Europe agrees to the evolution of regulations related to artificial intelligence
The European Union has announced its agreement to adopt rules related to the control of artificial intelligence. |
According to the foreign policy group Tasnim news agency, Union Europe has reached an interim agreement that will regulate the use of artificial intelligence in biometric surveillance, as well as artificial intelligence systems such as GPT chat.
According to Reuters, the agreement between EU countries and members of the European Parliament was reached after hours of negotiations. The parties will try to adjust the details and these rules may change in the coming days.
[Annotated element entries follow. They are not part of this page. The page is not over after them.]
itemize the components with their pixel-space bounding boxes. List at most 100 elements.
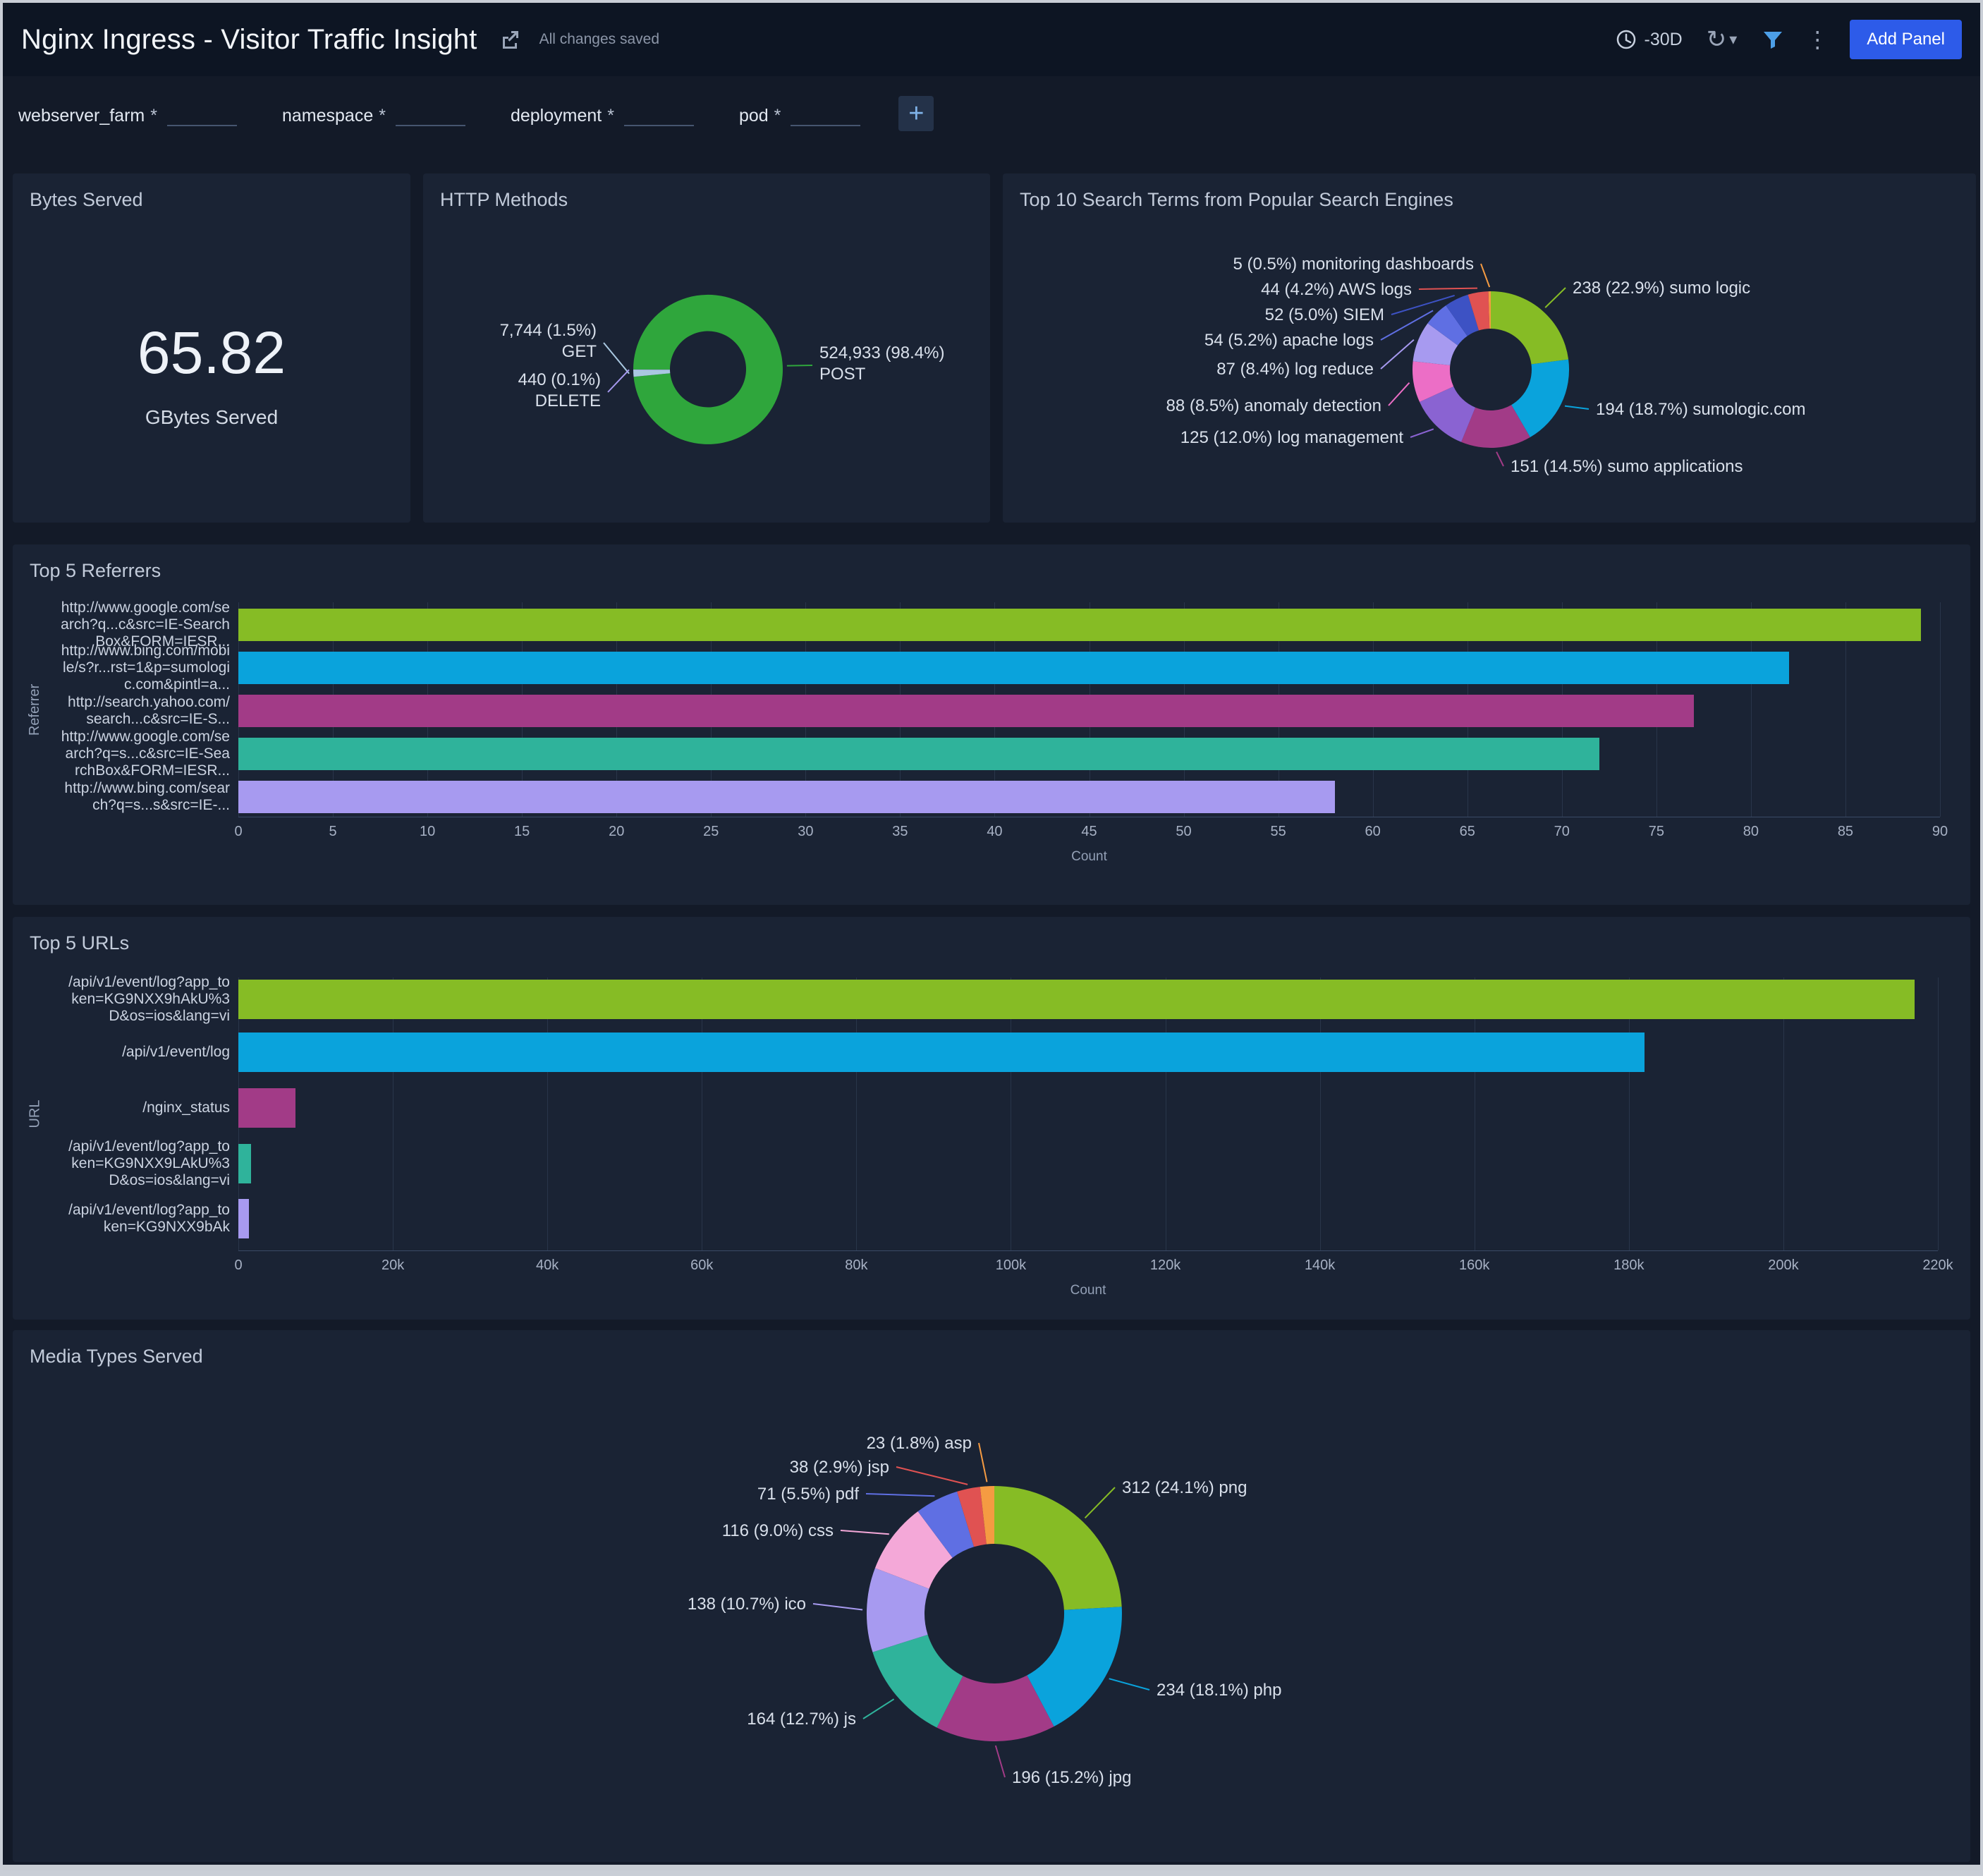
callout-line bbox=[840, 1530, 889, 1535]
donut-slice-jpg[interactable] bbox=[936, 1675, 1054, 1741]
bytes-served-value: 65.82 bbox=[137, 319, 286, 386]
gridline bbox=[1319, 977, 1321, 1250]
donut-slice-ico[interactable] bbox=[866, 1568, 929, 1652]
panel-title: Media Types Served bbox=[30, 1346, 203, 1367]
media-types-donut-chart: 312 (24.1%) png 234 (18.1%) php 196 (15.2%… bbox=[688, 1434, 1282, 1787]
bar-4[interactable] bbox=[238, 781, 1336, 813]
slice-callout-monitoring-dashboards: 5 (0.5%) monitoring dashboards bbox=[1233, 255, 1474, 274]
x-tick-label: 220k bbox=[1922, 1257, 1953, 1273]
time-range-control[interactable]: -30D bbox=[1615, 28, 1683, 51]
donut-slice-post[interactable] bbox=[633, 294, 783, 444]
x-axis-line bbox=[238, 1250, 1938, 1251]
bar-0[interactable] bbox=[238, 980, 1915, 1019]
slice-callout-sumologic-com: 194 (18.7%) sumologic.com bbox=[1596, 400, 1805, 419]
filter-label: webserver_farm bbox=[18, 106, 145, 126]
filter-pod: pod * bbox=[739, 101, 861, 126]
filter-input-deployment[interactable] bbox=[623, 101, 694, 126]
clock-icon bbox=[1615, 28, 1637, 51]
donut-slice-sumologic-com[interactable] bbox=[1511, 359, 1570, 437]
callout-line bbox=[896, 1466, 968, 1485]
callout-line bbox=[862, 1698, 895, 1719]
x-tick-label: 80 bbox=[1743, 824, 1759, 839]
slice-callout-sumo-applications: 151 (14.5%) sumo applications bbox=[1511, 457, 1743, 476]
panel-search-terms: Top 10 Search Terms from Popular Search … bbox=[1003, 173, 1976, 523]
filter-input-pod[interactable] bbox=[791, 101, 861, 126]
donut-slice-aws-logs[interactable] bbox=[1468, 291, 1490, 331]
donut-slice-apache-logs[interactable] bbox=[1427, 305, 1468, 346]
kebab-menu-icon[interactable]: ⋮ bbox=[1806, 27, 1829, 52]
y-category-label-2: http://search.yahoo.com/search...c&src=I… bbox=[68, 694, 230, 727]
chevron-down-icon[interactable]: ▾ bbox=[1729, 30, 1738, 48]
refresh-icon[interactable]: ↻ bbox=[1706, 26, 1727, 53]
gridline bbox=[1750, 602, 1752, 817]
bar-3[interactable] bbox=[238, 1144, 251, 1183]
y-category-label-1: http://www.bing.com/mobile/s?r...rst=1&p… bbox=[61, 642, 230, 693]
slice-callout-asp: 23 (1.8%) asp bbox=[867, 1434, 972, 1453]
bar-1[interactable] bbox=[238, 652, 1789, 684]
dashboard: Nginx Ingress - Visitor Traffic Insight … bbox=[3, 3, 1980, 1870]
slice-callout-jpg: 196 (15.2%) jpg bbox=[1012, 1768, 1131, 1787]
referrers-bar-chart: 0 5 10 15 20 25 30 35 40 45 50 55 60 65 70 75 80 85 90 http… bbox=[13, 544, 1970, 905]
panel-top-referrers: Top 5 Referrers 0 5 10 15 20 25 30 35 40 45 50 55 60… bbox=[13, 544, 1970, 905]
y-axis-title: Referrer bbox=[27, 683, 43, 736]
x-tick-label: 100k bbox=[995, 1257, 1027, 1273]
x-tick-label: 120k bbox=[1149, 1257, 1181, 1273]
panel-title: Top 10 Search Terms from Popular Search … bbox=[1020, 189, 1453, 210]
x-tick-label: 50 bbox=[1176, 824, 1192, 839]
callout-line bbox=[812, 1603, 863, 1611]
horizontal-scrollbar[interactable] bbox=[3, 1865, 1980, 1870]
y-category-label-0: http://www.google.com/search?q...c&src=I… bbox=[61, 599, 230, 650]
filter-input-namespace[interactable] bbox=[395, 101, 465, 126]
panel-title: Top 5 URLs bbox=[30, 932, 130, 954]
filter-input-webserver-farm[interactable] bbox=[166, 101, 237, 126]
donut-slice-siem[interactable] bbox=[1446, 294, 1479, 336]
bar-4[interactable] bbox=[238, 1199, 250, 1238]
donut-slice-anomaly-detection[interactable] bbox=[1412, 361, 1454, 402]
page-title: Nginx Ingress - Visitor Traffic Insight bbox=[21, 23, 477, 55]
donut-slice-sumo-applications[interactable] bbox=[1461, 405, 1530, 449]
x-tick-label: 80k bbox=[845, 1257, 868, 1273]
x-tick-label: 180k bbox=[1613, 1257, 1645, 1273]
callout-line bbox=[1084, 1487, 1116, 1518]
add-filter-button[interactable]: + bbox=[898, 96, 934, 131]
slice-callout-siem: 52 (5.0%) SIEM bbox=[1265, 305, 1384, 324]
donut-slice-php[interactable] bbox=[1027, 1607, 1122, 1726]
urls-bar-chart: 0 20k 40k 60k 80k 100k 120k 140k 160k 180k 200k 220… bbox=[13, 917, 1970, 1320]
y-category-label-3: /api/v1/event/log?app_token=KG9NXX9LAkU%… bbox=[68, 1138, 230, 1188]
x-tick-label: 70 bbox=[1554, 824, 1570, 839]
share-icon[interactable] bbox=[499, 28, 521, 51]
bar-0[interactable] bbox=[238, 609, 1922, 641]
gridline bbox=[1628, 977, 1630, 1250]
bar-2[interactable] bbox=[238, 695, 1695, 727]
x-tick-label: 20k bbox=[381, 1257, 405, 1273]
x-tick-label: 25 bbox=[703, 824, 719, 839]
x-tick-label: 65 bbox=[1459, 824, 1475, 839]
donut-slice-monitoring-dashboards[interactable] bbox=[1488, 291, 1491, 329]
slice-callout-js: 164 (12.7%) js bbox=[747, 1710, 856, 1729]
donut-slice-png[interactable] bbox=[994, 1486, 1122, 1610]
donut-slice-js[interactable] bbox=[872, 1634, 963, 1728]
bar-2[interactable] bbox=[238, 1088, 296, 1128]
slice-callout-log-management: 125 (12.0%) log management bbox=[1180, 428, 1404, 447]
bar-1[interactable] bbox=[238, 1033, 1645, 1072]
donut-slice-get[interactable] bbox=[633, 370, 671, 377]
x-tick-label: 55 bbox=[1270, 824, 1286, 839]
search-terms-donut-chart: 238 (22.9%) sumo logic 194 (18.7%) sumolo… bbox=[1166, 255, 1805, 476]
donut-slice-sumo-logic[interactable] bbox=[1491, 291, 1569, 365]
donut-slice-log-management[interactable] bbox=[1420, 386, 1476, 442]
donut-slice-log-reduce[interactable] bbox=[1412, 323, 1458, 365]
gridline bbox=[856, 977, 858, 1250]
filter-required-marker: * bbox=[150, 106, 157, 126]
donut-slice-css[interactable] bbox=[874, 1511, 953, 1589]
filter-icon[interactable] bbox=[1761, 28, 1785, 51]
y-category-label-2: /nginx_status bbox=[142, 1100, 230, 1116]
slice-callout-post: 524,933 (98.4%) bbox=[819, 343, 944, 363]
save-status: All changes saved bbox=[539, 31, 660, 47]
callout-line bbox=[1564, 405, 1590, 410]
panel-title: Bytes Served bbox=[30, 189, 143, 210]
donut-slice-asp[interactable] bbox=[980, 1485, 994, 1545]
bar-3[interactable] bbox=[238, 738, 1600, 770]
donut-slice-pdf[interactable] bbox=[917, 1491, 975, 1558]
add-panel-button[interactable]: Add Panel bbox=[1850, 20, 1962, 59]
donut-slice-jsp[interactable] bbox=[957, 1487, 987, 1547]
Having positioned himself as a pioneer while being aware of the importance of his role as a world standard initiator, I believe this will be a historic day.
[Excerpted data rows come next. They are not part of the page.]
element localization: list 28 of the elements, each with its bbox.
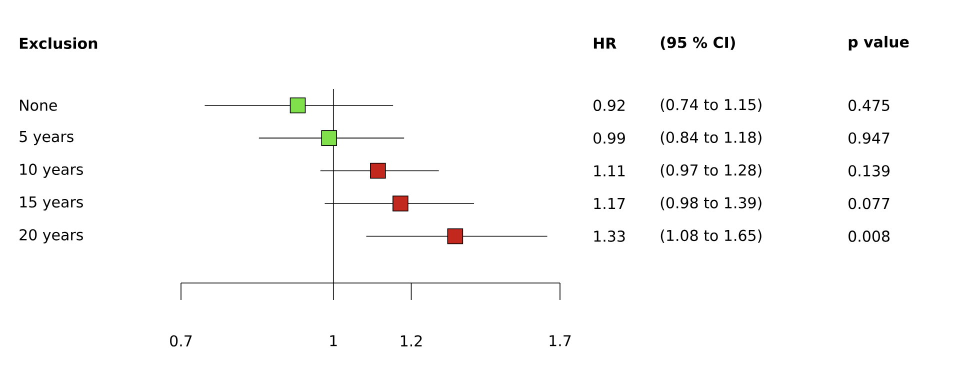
y-tick-label: 10 years: [20, 164, 83, 178]
data-label: 1.11: [594, 165, 625, 176]
x-tick-label: 0.7: [170, 335, 192, 347]
y-tick-label: 5 years: [20, 131, 74, 146]
x-tick-label: 1.2: [400, 335, 422, 346]
text: (0.84 to 1.18): [660, 131, 762, 145]
y-axis-title: Exclusion: [20, 37, 98, 50]
data-label: 0.99: [594, 132, 625, 144]
y-tick-label: 15 years: [20, 196, 83, 211]
x-tick-label: 1: [330, 335, 337, 346]
text: 0.077: [848, 198, 890, 210]
text: (1.08 to 1.65): [660, 230, 762, 243]
data-label: 1.17: [594, 198, 625, 209]
text: (0.98 to 1.39): [660, 196, 762, 210]
data-label: 0.92: [594, 100, 624, 112]
text: (0.74 to 1.15): [660, 98, 762, 112]
text: 0.139: [848, 165, 890, 176]
x-tick-label: 1.7: [550, 335, 571, 346]
text: 0.008: [848, 230, 890, 242]
text: 0.947: [848, 132, 890, 144]
data-label: 1.33: [594, 230, 625, 242]
text: (95 % CI): [660, 36, 735, 50]
y-tick-label: 20 years: [20, 229, 83, 244]
y-tick-label: None: [20, 100, 57, 111]
text: p value: [848, 36, 909, 50]
text: 0.475: [848, 100, 890, 112]
text: (0.97 to 1.28): [660, 164, 762, 178]
text: HR: [594, 38, 616, 49]
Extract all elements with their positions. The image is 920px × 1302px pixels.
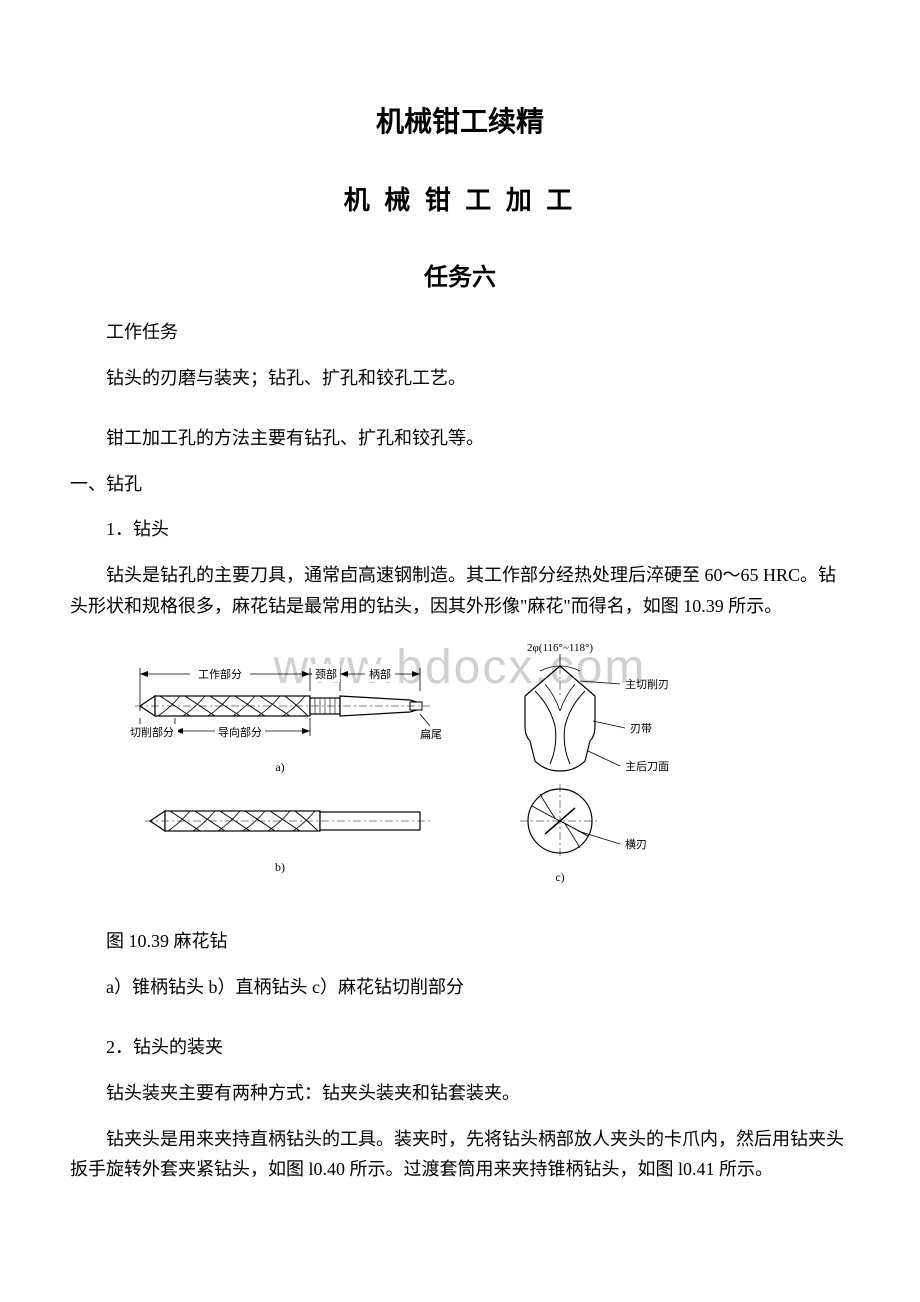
label-main-edge: 主切削刃 — [625, 677, 669, 691]
para-task-content: 钻头的刃磨与装夹；钻孔、扩孔和铰孔工艺。 — [70, 363, 850, 394]
para-drill-desc: 钻头是钻孔的主要刀具，通常卣高速钢制造。其工作部分经热处理后淬硬至 60～65 … — [70, 560, 850, 621]
drill-diagram-svg: 工作部分 颈部 柄部 — [130, 636, 690, 906]
label-neck: 颈部 — [315, 667, 337, 681]
para-figure-legend: a）锥柄钻头 b）直柄钻头 c）麻花钻切削部分 — [70, 972, 850, 1003]
label-shank: 柄部 — [369, 667, 391, 681]
para-task-label: 工作任务 — [70, 317, 850, 348]
para-clamping-desc: 钻夹头是用来夹持直柄钻头的工具。装夹时，先将钻头柄部放人夹头的卡爪内，然后用钻夹… — [70, 1124, 850, 1185]
label-flank: 主后刀面 — [625, 760, 669, 773]
label-work-part: 工作部分 — [198, 667, 242, 681]
label-b: b) — [275, 860, 285, 874]
para-drill-heading: 1．钻头 — [70, 514, 850, 545]
label-angle: 2φ(116°~118°) — [527, 642, 593, 654]
para-clamping-methods: 钻头装夹主要有两种方式：钻夹头装夹和钻套装夹。 — [70, 1078, 850, 1109]
title-subtitle1: 机 械 钳 工 加 工 — [70, 180, 850, 217]
label-flat-tail: 扁尾 — [420, 728, 442, 741]
label-chisel: 横刃 — [625, 837, 647, 851]
para-figure-caption: 图 10.39 麻花钻 — [70, 926, 850, 957]
para-clamping-heading: 2．钻头的装夹 — [70, 1032, 850, 1063]
para-section-drilling: 一、钻孔 — [70, 469, 850, 500]
figure-c-cutting-detail: 2φ(116°~118°) 主切削刃 刃带 主后刀面 — [520, 642, 669, 884]
figure-10-39: 工作部分 颈部 柄部 — [130, 636, 690, 906]
para-methods: 钳工加工孔的方法主要有钻孔、扩孔和铰孔等。 — [70, 423, 850, 454]
label-cutting-part: 切削部分 — [130, 725, 174, 739]
label-c: c) — [555, 870, 564, 884]
figure-b-straight-drill: b) — [145, 811, 430, 874]
label-guide-part: 导向部分 — [218, 725, 262, 739]
title-subtitle2: 任务六 — [70, 257, 850, 292]
label-a: a) — [275, 760, 284, 774]
label-margin: 刃带 — [630, 722, 652, 735]
figure-a-taper-drill: 工作部分 颈部 柄部 — [130, 664, 442, 774]
title-main: 机械钳工续精 — [70, 100, 850, 140]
This agreement requires fundamental models such as “ChatGPT” and the overall goal is to align AI with clear and transparent commitments before it is released to the market. This includes setting up technical documentation that complies with European copyright law and publishing a summary of details on its use for education. Very effective fundamental models will be used to guide assessments and reduce fundamental risk, guide adversary testing, report to the European Commission on serious incidents, monitor cyber security and report on their energy efficiency.
Governments can use true biometric surveillance only in public places to arrest criminals for certain crimes, to prevent actual or anticipated threats such as terrorist attacks, and to search for suspects of very serious crimes. This agreement prohibits users from cognitive behavioral manipulation, untargeted examination of photos related to people’s faces on the Internet or videos, social credibility and biometric classification systems to find out political, religious and philosophical beliefs and gender and racial orientations.
The law is expected to be formally approved to take effect early next year and implemented two years after that. Governments around the world are seeking to balance the benefits of technology that can engage in human-like conversations, answer questions, and write computer code without the need to put a bodyguard in that space.